Malgré que la nosologie psychiatrique actuelle ne soit pas optimale, il faut néanmoins souligner que nous avons aujourd’hui une meilleure compréhension des facteurs prédisposants aux troubles mentaux. Il est à noter aussi que chaque nouvelle version des manuels de classification des troubles mentaux comprend des modifications qui reflètent son environnement au moment de sa parution. On comprendra donc pourquoi les chercheurs et les cliniciens attendent avec impatience la parution de la onzième version de la Classification internationale des maladies (l’ICD-11). L’ouvrage, qui présente bien sûr son modèle de classification des troubles mentaux, devrait paraître prochainement.

Références

  • Chen YF. Chinese Classification of Mental Disorders (CCMD-3): Towards Integration in International Classification. Psychopathology. 2002;35(2-3):171-5.

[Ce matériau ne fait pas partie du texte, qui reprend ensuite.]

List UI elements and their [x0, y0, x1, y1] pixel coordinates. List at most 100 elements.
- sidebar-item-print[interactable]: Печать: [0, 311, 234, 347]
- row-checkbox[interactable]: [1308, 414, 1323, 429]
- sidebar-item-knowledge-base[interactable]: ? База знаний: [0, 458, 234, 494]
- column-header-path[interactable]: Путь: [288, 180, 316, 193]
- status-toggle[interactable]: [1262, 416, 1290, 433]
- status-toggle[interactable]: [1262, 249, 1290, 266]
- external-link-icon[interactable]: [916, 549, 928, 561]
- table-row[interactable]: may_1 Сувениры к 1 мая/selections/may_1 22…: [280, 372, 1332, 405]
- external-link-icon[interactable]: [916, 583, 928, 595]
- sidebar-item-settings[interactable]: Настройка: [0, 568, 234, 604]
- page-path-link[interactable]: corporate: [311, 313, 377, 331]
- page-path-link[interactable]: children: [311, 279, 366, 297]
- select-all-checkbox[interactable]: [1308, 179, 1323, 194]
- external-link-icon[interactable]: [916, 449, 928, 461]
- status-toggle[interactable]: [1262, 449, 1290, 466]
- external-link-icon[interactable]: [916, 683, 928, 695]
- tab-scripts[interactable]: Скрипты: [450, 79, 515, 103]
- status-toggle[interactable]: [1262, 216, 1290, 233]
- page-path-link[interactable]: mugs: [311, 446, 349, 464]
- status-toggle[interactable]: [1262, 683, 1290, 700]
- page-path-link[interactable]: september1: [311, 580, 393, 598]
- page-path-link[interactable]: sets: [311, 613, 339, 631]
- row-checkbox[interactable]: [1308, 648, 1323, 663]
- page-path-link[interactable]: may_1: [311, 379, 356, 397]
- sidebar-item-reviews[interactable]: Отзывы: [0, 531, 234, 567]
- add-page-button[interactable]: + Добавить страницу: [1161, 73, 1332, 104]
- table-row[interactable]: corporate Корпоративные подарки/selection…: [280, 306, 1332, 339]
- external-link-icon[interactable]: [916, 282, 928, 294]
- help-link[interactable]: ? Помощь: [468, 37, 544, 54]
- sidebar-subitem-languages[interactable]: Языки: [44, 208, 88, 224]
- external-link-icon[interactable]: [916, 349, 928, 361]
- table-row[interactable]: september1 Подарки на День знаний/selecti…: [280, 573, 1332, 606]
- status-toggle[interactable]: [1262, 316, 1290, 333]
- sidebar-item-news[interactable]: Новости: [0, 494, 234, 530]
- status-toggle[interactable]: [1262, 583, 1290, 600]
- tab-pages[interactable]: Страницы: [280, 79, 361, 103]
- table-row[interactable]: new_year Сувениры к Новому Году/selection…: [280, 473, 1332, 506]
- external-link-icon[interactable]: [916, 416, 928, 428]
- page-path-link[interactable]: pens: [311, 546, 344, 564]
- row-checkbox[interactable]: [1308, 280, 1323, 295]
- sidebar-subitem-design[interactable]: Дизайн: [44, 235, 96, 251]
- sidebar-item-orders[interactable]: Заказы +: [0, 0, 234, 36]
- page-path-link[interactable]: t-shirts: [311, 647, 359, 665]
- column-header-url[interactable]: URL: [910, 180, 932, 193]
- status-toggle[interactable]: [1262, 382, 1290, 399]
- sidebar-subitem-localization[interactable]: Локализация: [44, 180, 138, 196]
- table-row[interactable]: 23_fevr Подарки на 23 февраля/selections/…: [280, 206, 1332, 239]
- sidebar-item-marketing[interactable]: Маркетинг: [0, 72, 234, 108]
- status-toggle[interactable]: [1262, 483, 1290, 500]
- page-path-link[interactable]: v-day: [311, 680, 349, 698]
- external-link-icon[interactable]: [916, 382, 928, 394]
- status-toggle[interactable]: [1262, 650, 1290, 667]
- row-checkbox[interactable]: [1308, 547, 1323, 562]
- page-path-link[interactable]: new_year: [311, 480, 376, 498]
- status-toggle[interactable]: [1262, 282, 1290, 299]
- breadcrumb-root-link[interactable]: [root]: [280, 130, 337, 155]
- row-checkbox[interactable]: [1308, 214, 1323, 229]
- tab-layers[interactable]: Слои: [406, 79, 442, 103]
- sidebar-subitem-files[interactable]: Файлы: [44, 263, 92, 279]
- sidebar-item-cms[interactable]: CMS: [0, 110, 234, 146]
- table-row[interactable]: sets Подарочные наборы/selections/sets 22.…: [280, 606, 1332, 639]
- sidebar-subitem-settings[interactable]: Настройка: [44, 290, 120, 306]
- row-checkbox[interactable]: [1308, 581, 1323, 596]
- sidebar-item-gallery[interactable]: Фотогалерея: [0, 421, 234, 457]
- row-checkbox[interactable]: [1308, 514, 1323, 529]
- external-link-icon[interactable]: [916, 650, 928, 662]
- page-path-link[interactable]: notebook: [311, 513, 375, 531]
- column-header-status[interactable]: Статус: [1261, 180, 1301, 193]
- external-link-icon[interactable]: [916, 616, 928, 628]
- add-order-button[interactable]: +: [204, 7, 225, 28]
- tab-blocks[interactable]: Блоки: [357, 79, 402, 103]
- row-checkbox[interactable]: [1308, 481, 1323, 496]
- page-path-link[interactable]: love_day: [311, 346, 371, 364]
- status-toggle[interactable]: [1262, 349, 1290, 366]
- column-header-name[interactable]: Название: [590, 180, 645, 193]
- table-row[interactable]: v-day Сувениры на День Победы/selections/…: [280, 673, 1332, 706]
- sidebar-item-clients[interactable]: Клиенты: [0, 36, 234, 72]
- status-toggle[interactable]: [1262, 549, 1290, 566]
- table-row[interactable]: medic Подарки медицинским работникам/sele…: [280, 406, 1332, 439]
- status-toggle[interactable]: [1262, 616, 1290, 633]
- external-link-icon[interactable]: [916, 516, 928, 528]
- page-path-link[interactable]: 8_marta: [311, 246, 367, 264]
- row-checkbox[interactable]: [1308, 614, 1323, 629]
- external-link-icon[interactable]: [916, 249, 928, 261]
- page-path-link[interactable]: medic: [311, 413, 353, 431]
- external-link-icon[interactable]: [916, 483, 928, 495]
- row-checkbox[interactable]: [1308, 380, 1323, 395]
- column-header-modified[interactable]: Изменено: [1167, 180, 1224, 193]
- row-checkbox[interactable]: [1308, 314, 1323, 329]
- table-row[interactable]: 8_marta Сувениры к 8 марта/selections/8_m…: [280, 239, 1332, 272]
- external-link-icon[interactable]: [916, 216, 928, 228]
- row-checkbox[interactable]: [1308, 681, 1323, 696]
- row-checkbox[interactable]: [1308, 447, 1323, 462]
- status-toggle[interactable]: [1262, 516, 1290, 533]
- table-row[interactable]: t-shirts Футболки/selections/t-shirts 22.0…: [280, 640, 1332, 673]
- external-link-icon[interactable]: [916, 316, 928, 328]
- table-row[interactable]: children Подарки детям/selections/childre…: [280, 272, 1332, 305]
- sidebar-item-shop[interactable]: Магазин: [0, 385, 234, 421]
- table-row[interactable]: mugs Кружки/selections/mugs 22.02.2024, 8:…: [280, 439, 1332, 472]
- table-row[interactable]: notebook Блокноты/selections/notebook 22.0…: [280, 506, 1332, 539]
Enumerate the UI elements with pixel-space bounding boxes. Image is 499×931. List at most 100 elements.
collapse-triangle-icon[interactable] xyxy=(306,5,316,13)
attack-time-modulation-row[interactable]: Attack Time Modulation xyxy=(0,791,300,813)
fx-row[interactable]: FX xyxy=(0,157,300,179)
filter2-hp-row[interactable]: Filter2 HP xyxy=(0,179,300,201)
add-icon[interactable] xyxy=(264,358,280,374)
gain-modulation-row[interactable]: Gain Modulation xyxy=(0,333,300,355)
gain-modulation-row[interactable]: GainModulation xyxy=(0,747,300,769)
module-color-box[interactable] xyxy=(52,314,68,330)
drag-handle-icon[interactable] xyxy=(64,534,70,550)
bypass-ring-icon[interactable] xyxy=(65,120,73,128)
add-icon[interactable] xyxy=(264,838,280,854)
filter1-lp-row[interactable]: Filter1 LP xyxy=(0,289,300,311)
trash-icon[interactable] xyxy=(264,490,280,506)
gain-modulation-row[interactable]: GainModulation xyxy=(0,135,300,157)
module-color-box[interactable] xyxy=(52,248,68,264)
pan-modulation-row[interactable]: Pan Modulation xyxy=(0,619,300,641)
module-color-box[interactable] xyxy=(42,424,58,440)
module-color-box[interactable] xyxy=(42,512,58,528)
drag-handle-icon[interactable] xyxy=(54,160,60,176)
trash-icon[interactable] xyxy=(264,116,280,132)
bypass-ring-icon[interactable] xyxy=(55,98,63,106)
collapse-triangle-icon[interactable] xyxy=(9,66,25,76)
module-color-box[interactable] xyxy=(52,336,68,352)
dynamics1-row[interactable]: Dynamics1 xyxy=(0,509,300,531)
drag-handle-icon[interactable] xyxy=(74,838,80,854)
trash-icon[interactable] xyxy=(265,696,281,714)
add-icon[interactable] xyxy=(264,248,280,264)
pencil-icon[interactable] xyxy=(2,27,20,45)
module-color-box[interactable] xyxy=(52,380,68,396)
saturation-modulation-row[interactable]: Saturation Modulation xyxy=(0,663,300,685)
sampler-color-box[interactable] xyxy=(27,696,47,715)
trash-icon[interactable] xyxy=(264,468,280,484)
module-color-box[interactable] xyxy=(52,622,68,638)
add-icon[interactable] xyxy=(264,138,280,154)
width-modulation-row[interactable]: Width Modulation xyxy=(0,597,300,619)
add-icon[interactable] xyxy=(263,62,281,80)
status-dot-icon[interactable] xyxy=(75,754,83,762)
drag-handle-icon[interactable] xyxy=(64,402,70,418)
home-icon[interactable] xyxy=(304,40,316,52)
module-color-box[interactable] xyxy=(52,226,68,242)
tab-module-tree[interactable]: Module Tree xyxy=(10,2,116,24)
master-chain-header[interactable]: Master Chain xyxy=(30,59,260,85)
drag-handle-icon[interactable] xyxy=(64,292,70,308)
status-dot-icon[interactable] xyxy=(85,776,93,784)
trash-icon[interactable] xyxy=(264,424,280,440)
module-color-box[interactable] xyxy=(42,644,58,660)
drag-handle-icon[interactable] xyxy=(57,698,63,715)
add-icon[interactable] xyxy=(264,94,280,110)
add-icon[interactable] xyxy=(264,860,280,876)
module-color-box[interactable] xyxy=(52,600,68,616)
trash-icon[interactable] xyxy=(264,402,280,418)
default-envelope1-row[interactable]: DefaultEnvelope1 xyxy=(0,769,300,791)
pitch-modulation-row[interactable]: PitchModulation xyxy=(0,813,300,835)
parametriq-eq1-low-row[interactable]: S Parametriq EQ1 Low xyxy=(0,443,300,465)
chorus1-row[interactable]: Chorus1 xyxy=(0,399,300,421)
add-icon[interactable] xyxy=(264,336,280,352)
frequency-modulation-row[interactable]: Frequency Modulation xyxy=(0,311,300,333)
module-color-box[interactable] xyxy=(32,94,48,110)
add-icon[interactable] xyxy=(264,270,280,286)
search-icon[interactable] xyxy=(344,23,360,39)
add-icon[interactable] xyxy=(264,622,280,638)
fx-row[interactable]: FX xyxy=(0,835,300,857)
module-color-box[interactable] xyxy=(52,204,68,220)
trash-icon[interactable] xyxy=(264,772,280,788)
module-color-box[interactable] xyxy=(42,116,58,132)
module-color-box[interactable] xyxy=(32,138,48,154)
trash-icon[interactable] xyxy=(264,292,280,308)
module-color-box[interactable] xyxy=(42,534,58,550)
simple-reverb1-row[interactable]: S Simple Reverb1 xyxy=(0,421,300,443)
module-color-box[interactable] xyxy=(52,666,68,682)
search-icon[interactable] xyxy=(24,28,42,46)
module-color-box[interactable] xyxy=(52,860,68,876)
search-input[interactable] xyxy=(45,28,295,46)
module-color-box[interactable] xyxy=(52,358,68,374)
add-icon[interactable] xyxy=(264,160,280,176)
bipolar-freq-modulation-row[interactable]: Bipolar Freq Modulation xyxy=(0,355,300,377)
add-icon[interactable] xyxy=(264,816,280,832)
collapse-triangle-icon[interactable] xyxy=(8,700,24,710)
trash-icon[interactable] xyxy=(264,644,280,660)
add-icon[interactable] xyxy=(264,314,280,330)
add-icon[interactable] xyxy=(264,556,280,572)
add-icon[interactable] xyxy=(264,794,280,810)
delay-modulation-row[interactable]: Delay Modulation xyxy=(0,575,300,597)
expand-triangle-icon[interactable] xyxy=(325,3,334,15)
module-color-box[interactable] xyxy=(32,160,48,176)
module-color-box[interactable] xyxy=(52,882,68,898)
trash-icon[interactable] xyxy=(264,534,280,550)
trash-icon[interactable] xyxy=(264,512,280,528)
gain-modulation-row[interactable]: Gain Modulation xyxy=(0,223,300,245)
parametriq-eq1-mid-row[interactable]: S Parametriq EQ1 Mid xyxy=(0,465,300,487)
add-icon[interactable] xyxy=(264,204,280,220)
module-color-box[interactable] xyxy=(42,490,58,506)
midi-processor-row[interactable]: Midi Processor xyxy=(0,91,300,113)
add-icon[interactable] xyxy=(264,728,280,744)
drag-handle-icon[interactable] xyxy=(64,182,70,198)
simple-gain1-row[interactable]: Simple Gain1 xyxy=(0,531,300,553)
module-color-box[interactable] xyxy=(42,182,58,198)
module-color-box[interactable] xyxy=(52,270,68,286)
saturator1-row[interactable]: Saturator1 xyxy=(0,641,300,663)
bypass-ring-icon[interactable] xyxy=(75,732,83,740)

  • Waszczuk, M. A., Kotov, R., Ruggero, C., Gamez, W., & Watson, D. (2017). Hierarchical structure of emotional disorders: From individual symptoms to the spectrum. Journal of Abnormal Psychology, 126(5), 613.

  • Krueger, R. F., Kotov, R., Watson, D., Forbes, M. K., Eaton, N. R., Ruggero, C. J., ... & Bagby, R. M. (2018). Progress in achieving quantitative classification of psychopathology. World Psychiatry, 17(3), 282-293.

  • Conway, C. C., Forbes, M. K., Forbush, K. T., Fried, E. I., Hallquist, M. N., Kotov, R., ... & Sunderland, M. (2019). A hierarchical taxonomy of psychopathology can transform mental health research. Perspectives on Psychological Science, 1745691618810696.

  • Freedman, R., Lewis, D. A., Michels, R., Pine, D. S., Schultz, S. K., Tamminga, C. A., ... & Shrout, P. E. (2013). The initial field trials of DSM-5: new blooms and old thorns.

  • Serra, G., Uchida, M., Battaglia, C., Pia Casinia, M., De Chiara, L., Biederman, J., ... & Wozniak, J. (2017). Pediatric mania: the controversy between euphoria and irritability. Current neuropharmacology, 15(3), 386-393.

  • Van Meter, A. R., Burke, C., Kowatch, R. A., Findling, R. L., & Youngstrom, E. A. (2016). Ten‐year updated meta‐analysis of the clinical characteristics of pediatric mania and hypomania. Bipolar disorders, 18(1), 19-32.

  • Findling, R. L., Stepanova, E., Youngstrom, E. A., & Young, A. S. (2018). Progress in diagnosis and treatment of bipolar disorder among children and adolescents: an international perspective. Evidence-based mental health, 21(4), 177-181.